Emploi, protection sociale : halte aux faux discours !

Les clés | À lire | publié le : 24.01.2021 | Lydie Colders

Dans Comme on nous parle, l’économiste Jean-Paul Fitoussi pousse un coup de gueule contre « la novlangue » néolibérale des politiques économiques et sociales. Et déconstruit la langue de bois sur l’emploi ou la protection sociale. Un brûlot engagé.

La façon dont on nous parle des problèmes économiques et sociaux vire à la manipulation politique « et à un déni de la réalité à laquelle nous sommes confrontés », s’insurge Jean-Paul Fitoussi.
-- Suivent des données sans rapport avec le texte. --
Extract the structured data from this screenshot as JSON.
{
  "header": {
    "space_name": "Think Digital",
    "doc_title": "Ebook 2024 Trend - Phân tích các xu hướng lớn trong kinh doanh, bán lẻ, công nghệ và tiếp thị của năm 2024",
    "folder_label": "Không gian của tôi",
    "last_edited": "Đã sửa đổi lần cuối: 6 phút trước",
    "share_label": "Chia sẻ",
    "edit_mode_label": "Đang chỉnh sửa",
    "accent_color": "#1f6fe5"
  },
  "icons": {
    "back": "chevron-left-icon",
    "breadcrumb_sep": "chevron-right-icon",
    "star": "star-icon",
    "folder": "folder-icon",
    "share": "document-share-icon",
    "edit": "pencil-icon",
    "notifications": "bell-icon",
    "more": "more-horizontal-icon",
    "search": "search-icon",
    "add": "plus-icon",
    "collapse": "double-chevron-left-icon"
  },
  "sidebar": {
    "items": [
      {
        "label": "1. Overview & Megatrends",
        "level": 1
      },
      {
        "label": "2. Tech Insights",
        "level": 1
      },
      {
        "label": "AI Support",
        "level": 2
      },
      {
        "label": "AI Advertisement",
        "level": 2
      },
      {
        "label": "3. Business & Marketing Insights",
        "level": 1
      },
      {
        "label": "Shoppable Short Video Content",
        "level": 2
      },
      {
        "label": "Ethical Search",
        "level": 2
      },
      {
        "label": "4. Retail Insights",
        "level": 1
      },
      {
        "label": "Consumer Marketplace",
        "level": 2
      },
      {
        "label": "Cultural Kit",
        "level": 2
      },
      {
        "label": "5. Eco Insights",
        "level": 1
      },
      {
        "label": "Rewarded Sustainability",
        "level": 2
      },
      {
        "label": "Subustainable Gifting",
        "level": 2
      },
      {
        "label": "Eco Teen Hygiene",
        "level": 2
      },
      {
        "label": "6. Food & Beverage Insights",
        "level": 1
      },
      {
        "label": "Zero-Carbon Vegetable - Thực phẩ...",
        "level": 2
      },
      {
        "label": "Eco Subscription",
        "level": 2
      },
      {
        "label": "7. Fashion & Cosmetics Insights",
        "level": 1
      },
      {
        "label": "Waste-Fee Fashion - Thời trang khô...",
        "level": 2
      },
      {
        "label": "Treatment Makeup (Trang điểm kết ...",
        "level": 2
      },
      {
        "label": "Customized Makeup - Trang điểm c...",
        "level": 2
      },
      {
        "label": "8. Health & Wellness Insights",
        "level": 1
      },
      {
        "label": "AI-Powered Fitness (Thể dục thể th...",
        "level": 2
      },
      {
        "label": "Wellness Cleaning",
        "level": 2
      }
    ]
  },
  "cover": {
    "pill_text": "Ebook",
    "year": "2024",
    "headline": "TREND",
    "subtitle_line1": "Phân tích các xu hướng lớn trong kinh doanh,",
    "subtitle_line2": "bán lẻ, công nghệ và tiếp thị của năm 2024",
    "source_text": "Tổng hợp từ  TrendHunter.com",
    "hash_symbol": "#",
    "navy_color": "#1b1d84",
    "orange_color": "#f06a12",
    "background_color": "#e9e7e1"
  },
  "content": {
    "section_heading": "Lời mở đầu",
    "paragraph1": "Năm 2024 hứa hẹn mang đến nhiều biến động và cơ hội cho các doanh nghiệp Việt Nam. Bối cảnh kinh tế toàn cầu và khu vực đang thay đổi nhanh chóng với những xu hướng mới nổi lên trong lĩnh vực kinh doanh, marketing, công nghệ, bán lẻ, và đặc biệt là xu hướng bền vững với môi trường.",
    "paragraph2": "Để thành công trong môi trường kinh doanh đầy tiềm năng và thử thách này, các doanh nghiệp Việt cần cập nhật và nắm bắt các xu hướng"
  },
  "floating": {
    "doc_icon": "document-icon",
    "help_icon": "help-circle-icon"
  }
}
L’ex-président de l’OFCE, ancien enseignant à Sciences Po, règle ses comptes « avec cette novlangue » devenue insoutenable qui, à force d’acharnement, finirait par nous « faire perdre pied ». Travail, chômage, illusion de la concurrence : l’économiste keynésien, plutôt classé à gauche, déconstruit dans son livre cette novlangue néolibérale, dans un esprit très orwellien sur l’appauvrissement du langage qui affaiblirait la pensée. S’il évoque la gravité de la crise de la covid 19, l’économiste revient aux sujets de fond. Exemple : pourquoi nous répète-t-on à l’infini que le chômage est inadmissible pour le laisser persister ? « Le paradoxe » est que l’on a utilisé « la précarisation, l’affaiblissement des protections ». Pourtant, « la précarisation » est ensuite jugée inacceptable, alors même qu’on s’en sert comme d’un « instrument pour vaincre le chômage ». Cette répétition « use les mots, les dévalorise ». Et les gens finiraient ainsi par admettre « que cette situation est normale », selon l’auteur.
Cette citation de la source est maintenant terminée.